To solve the problem, we need to determine the force required to double the length of a steel wire with a given Young's modulus and cross-sectional area. ### Step-by-Step Solution: 1. **Understand Young's Modulus**: Young's modulus (Y) is defined as the ratio of stress (σ) to strain (ε).
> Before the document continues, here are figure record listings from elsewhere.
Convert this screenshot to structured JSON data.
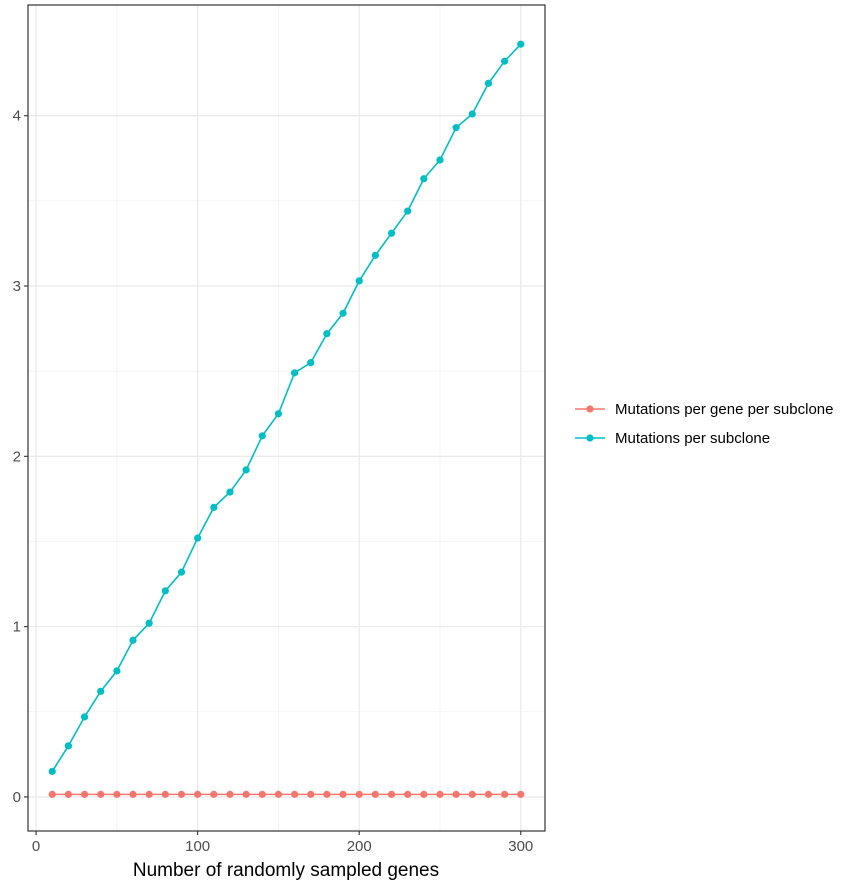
{
  "chart_data": {
    "type": "line",
    "title": "",
    "xlabel": "Number of randomly sampled genes",
    "ylabel": "",
    "xlim": [
      -5,
      315
    ],
    "ylim": [
      -0.2,
      4.65
    ],
    "xticks": [
      0,
      100,
      200,
      300
    ],
    "yticks": [
      0,
      1,
      2,
      3,
      4
    ],
    "grid": true,
    "legend_position": "right",
    "x": [
      10,
      20,
      30,
      40,
      50,
      60,
      70,
      80,
      90,
      100,
      110,
      120,
      130,
      140,
      150,
      160,
      170,
      180,
      190,
      200,
      210,
      220,
      230,
      240,
      250,
      260,
      270,
      280,
      290,
      300
    ],
    "series": [
      {
        "name": "Mutations per gene per subclone",
        "color": "#F8766D",
        "values": [
          0.015,
          0.015,
          0.015,
          0.015,
          0.015,
          0.015,
          0.015,
          0.015,
          0.015,
          0.015,
          0.015,
          0.015,
          0.015,
          0.015,
          0.015,
          0.015,
          0.015,
          0.015,
          0.015,
          0.015,
          0.015,
          0.015,
          0.015,
          0.015,
          0.015,
          0.015,
          0.015,
          0.015,
          0.015,
          0.015
        ]
      },
      {
        "name": "Mutations per subclone",
        "color": "#00BFC4",
        "values": [
          0.15,
          0.3,
          0.47,
          0.62,
          0.74,
          0.92,
          1.02,
          1.21,
          1.32,
          1.52,
          1.7,
          1.79,
          1.92,
          2.12,
          2.25,
          2.49,
          2.55,
          2.72,
          2.84,
          3.03,
          3.18,
          3.31,
          3.44,
          3.63,
          3.74,
          3.93,
          4.01,
          4.19,
          4.32,
          4.42
        ]
      }
    ]
  }
}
It can be expressed as: \[ Y = \frac{\sigma}{\epsilon} \] where: - Stress (σ) = Force (F) / Area (A) - Strain (ε) = Change in length (ΔL) / Original length (L) 2. **Determine the Strain for Doubling the Length**: If the length of the wire is doubled, the strain (ε) can be calculated as: \[ \epsilon = \frac{\Delta L}{L} = \frac{L}{L} = 1 \] This means the wire is stretched to twice its original length. 3. **Calculate the Stress Required**: Rearranging the formula for Young's modulus gives us: \[ \sigma = Y \cdot \epsilon \] Substituting the values: \[ Y = 2 \times 10^{11} \, \text{N/m}^2 \quad \text{and} \quad \epsilon = 1 \] Therefore: \[ \sigma = 2 \times 10^{11} \, \text{N/m}^2 \cdot 1 = 2 \times 10^{11} \, \text{N/m}^2 \] 4. **Convert Area to SI Units**: The cross-sectional area (A) is given as 1 cm². We need to convert this to square meters: \[ A = 1 \, \text{cm}^2 = 1 \times 10^{-4} \, \text{m}^2 \] 5. **Calculate the Force**: The force (F) can be calculated using the formula: \[ F = \sigma \cdot A \] Substituting the values: \[ F = (2 \times 10^{11} \, \text{N/m}^2) \cdot (1 \times 10^{-4} \, \text{m}^2) \] \[ F = 2 \times 10^{11} \times 10^{-4} = 2 \times 10^{7} \, \text{N} \] 6. **Final Answer**: The force required to double the length of the steel wire is: \[ F = 2 \times 10^{7} \, \text{N} \]